Quoting YokoTsuno (Reply 17):
There is no global legislation on internet usage and Terms and Conditions therefore do not override local legislation. Instagram (owned by Facebook) which has implemented Terms & Conditions which contradict or at least perceived to contradict IP ownership laws of several countries is currently in such situation. I believe lawsuits have been filed recently against the company.
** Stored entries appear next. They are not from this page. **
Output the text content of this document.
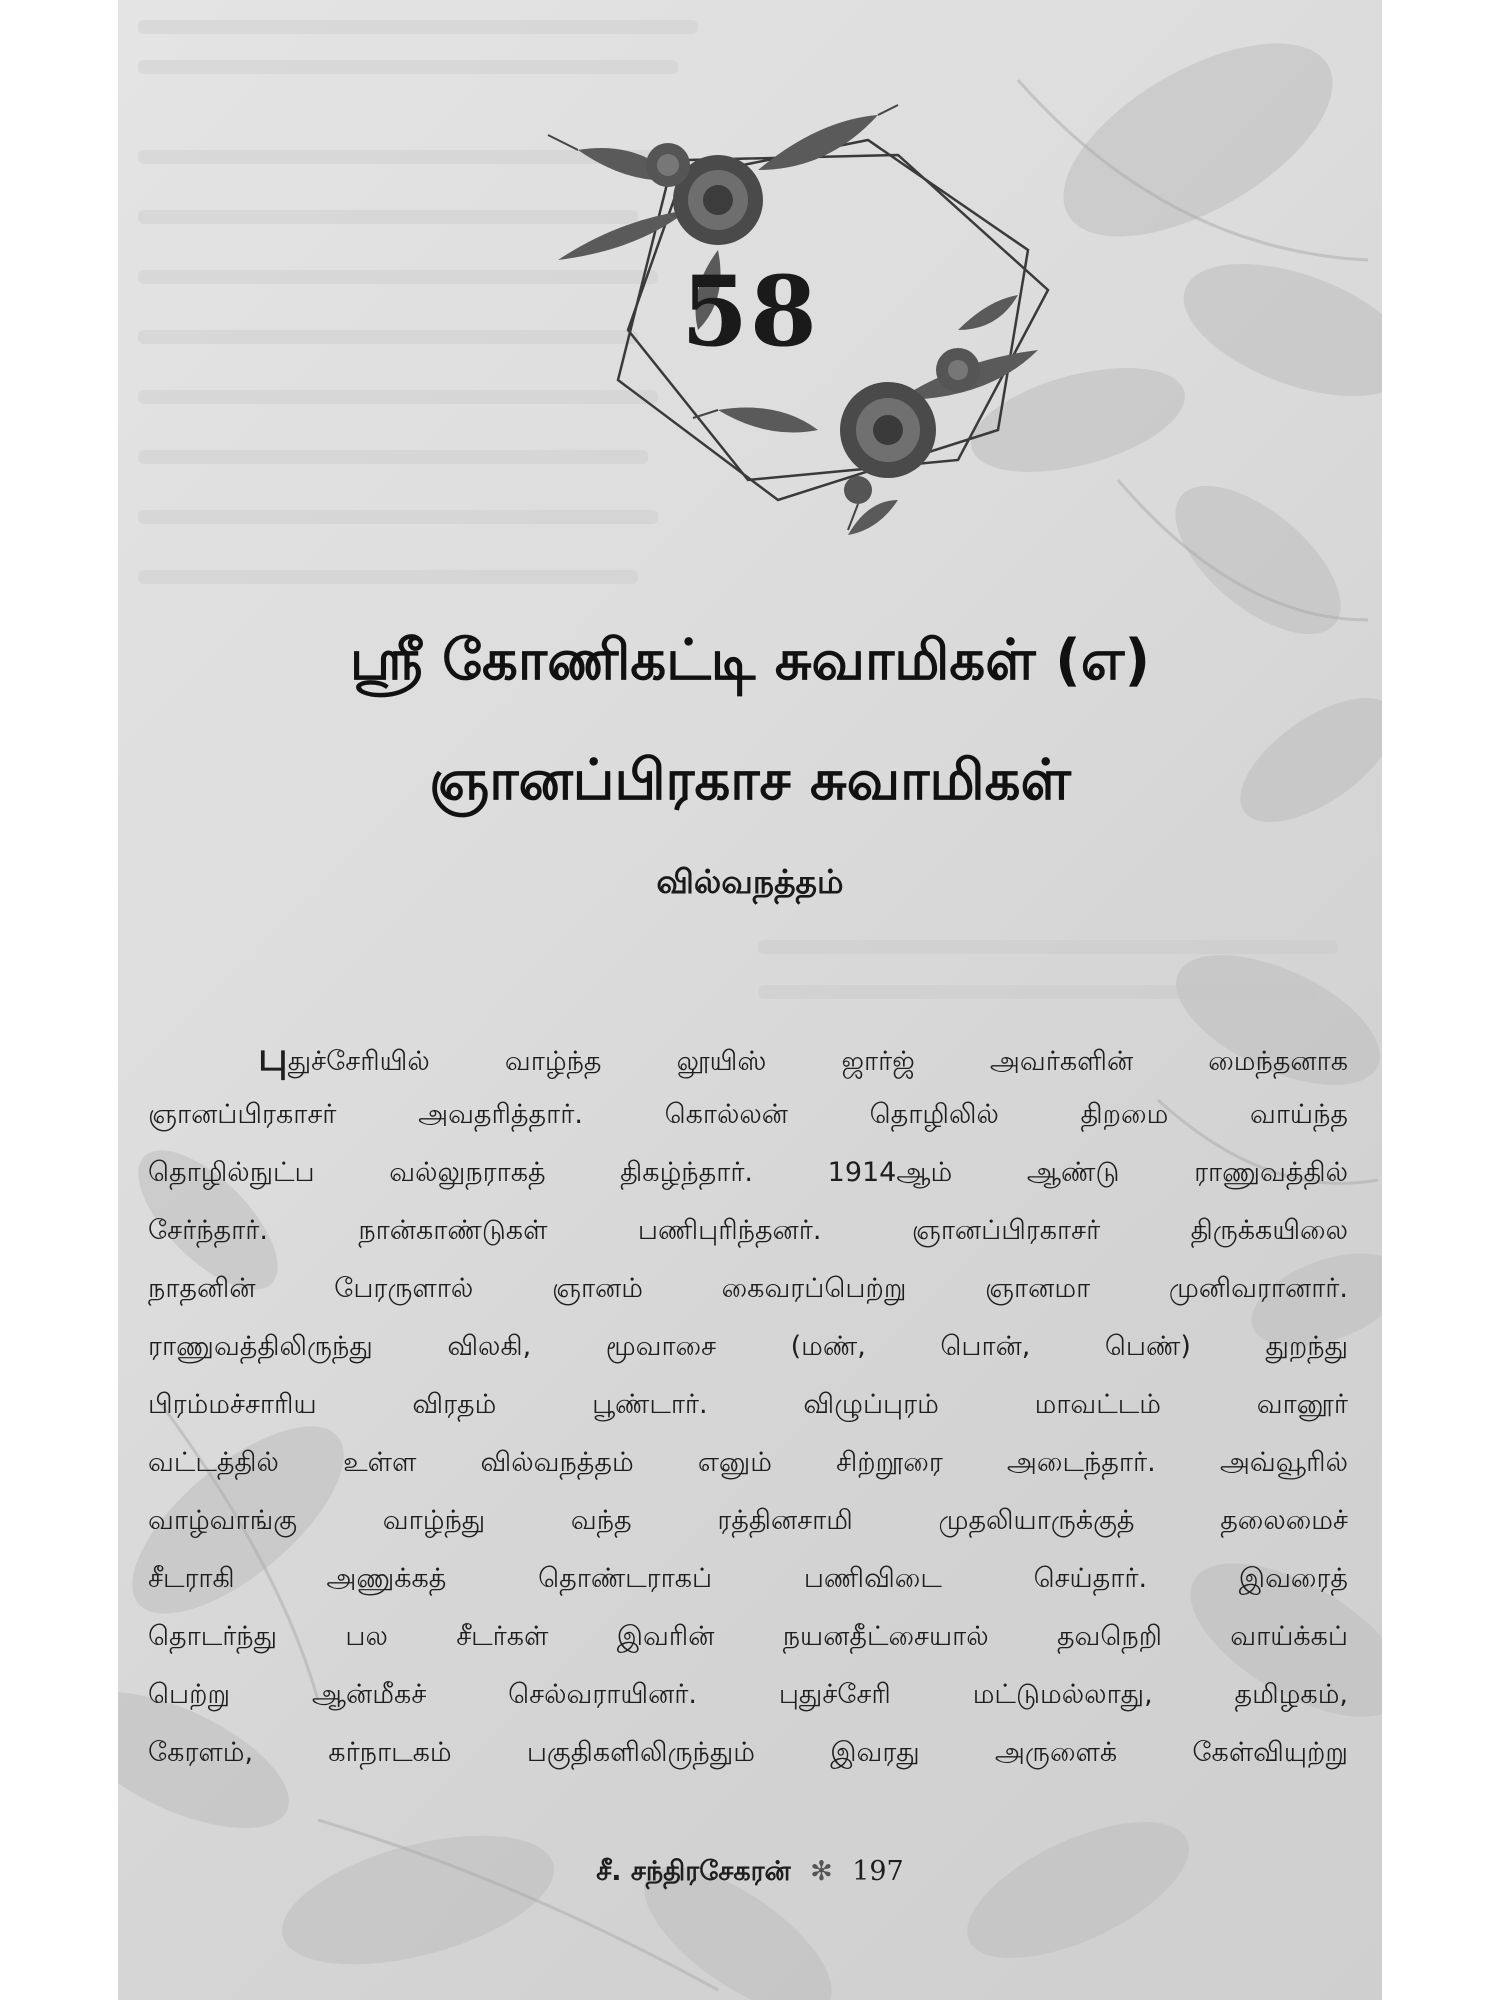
58
ஸ்ரீ கோணிகட்டி சுவாமிகள் (எ)
ஞானப்பிரகாச சுவாமிகள்
வில்வநத்தம்
புதுச்சேரியில் வாழ்ந்த லூயிஸ் ஜார்ஜ் அவர்களின் மைந்தனாக
ஞானப்பிரகாசர் அவதரித்தார். கொல்லன் தொழிலில் திறமை வாய்ந்த
தொழில்நுட்ப வல்லுநராகத் திகழ்ந்தார். 1914ஆம் ஆண்டு ராணுவத்தில்
சேர்ந்தார். நான்காண்டுகள் பணிபுரிந்தனர். ஞானப்பிரகாசர் திருக்கயிலை
நாதனின் பேரருளால் ஞானம் கைவரப்பெற்று ஞானமா முனிவரானார்.
ராணுவத்திலிருந்து விலகி, மூவாசை (மண், பொன், பெண்) துறந்து
பிரம்மச்சாரிய விரதம் பூண்டார். விழுப்புரம் மாவட்டம் வானூர்
வட்டத்தில் உள்ள வில்வநத்தம் எனும் சிற்றூரை அடைந்தார். அவ்வூரில்
வாழ்வாங்கு வாழ்ந்து வந்த ரத்தினசாமி முதலியாருக்குத் தலைமைச்
சீடராகி அணுக்கத் தொண்டராகப் பணிவிடை செய்தார். இவரைத்
தொடர்ந்து பல சீடர்கள் இவரின் நயனதீட்சையால் தவநெறி வாய்க்கப்
பெற்று ஆன்மீகச் செல்வராயினர். புதுச்சேரி மட்டுமல்லாது, தமிழகம்,
கேரளம், கர்நாடகம் பகுதிகளிலிருந்தும் இவரது அருளைக் கேள்வியுற்று
சீ. சந்திரசேகரன் ✻ 197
I understand what you are saying but I think for email and like items this may be a different situation, the question usually boils down to "who owns (controls) it (the content/item)" and "where does it reside"? If it never leaves the companies servers and the sender (originator) agreed to the terms, then that can be a different situation (we are not talking a service provider taking original content from a subscriber/individual and offering it for sale to other entities for a profit, we are talking about following the originators instructions).

Tugg



I don’t know that I am unafraid to be myself, but it is hard to be somebody else. -W. Shatner
User currently offlineHAWK21M From India, joined Jan 2001, 31667 posts, RR: 56
Reply 17, posted (1 year 6 months 4 weeks 19 hours ago) and read 1138 times:

Outlook express has a recall facility.....


Think of the brighter side!
User currently offlinemoo From Falkland Islands, joined May 2007, 3866 posts, RR: 5
Reply 18, posted (1 year 6 months 4 weeks 19 hours ago) and read 1127 times:

Quoting HAWK21M (Reply 19):

Outlook and Outlook Express both require Exchange at both ends for this feature, and it also requires the feature be enabled at the AD level on the recipients end - it doesn't "just work", it needs cooperation from a lot of the infrastructure.

If the mail is still in the outbox, you can just delete it, as it's not been sent yet.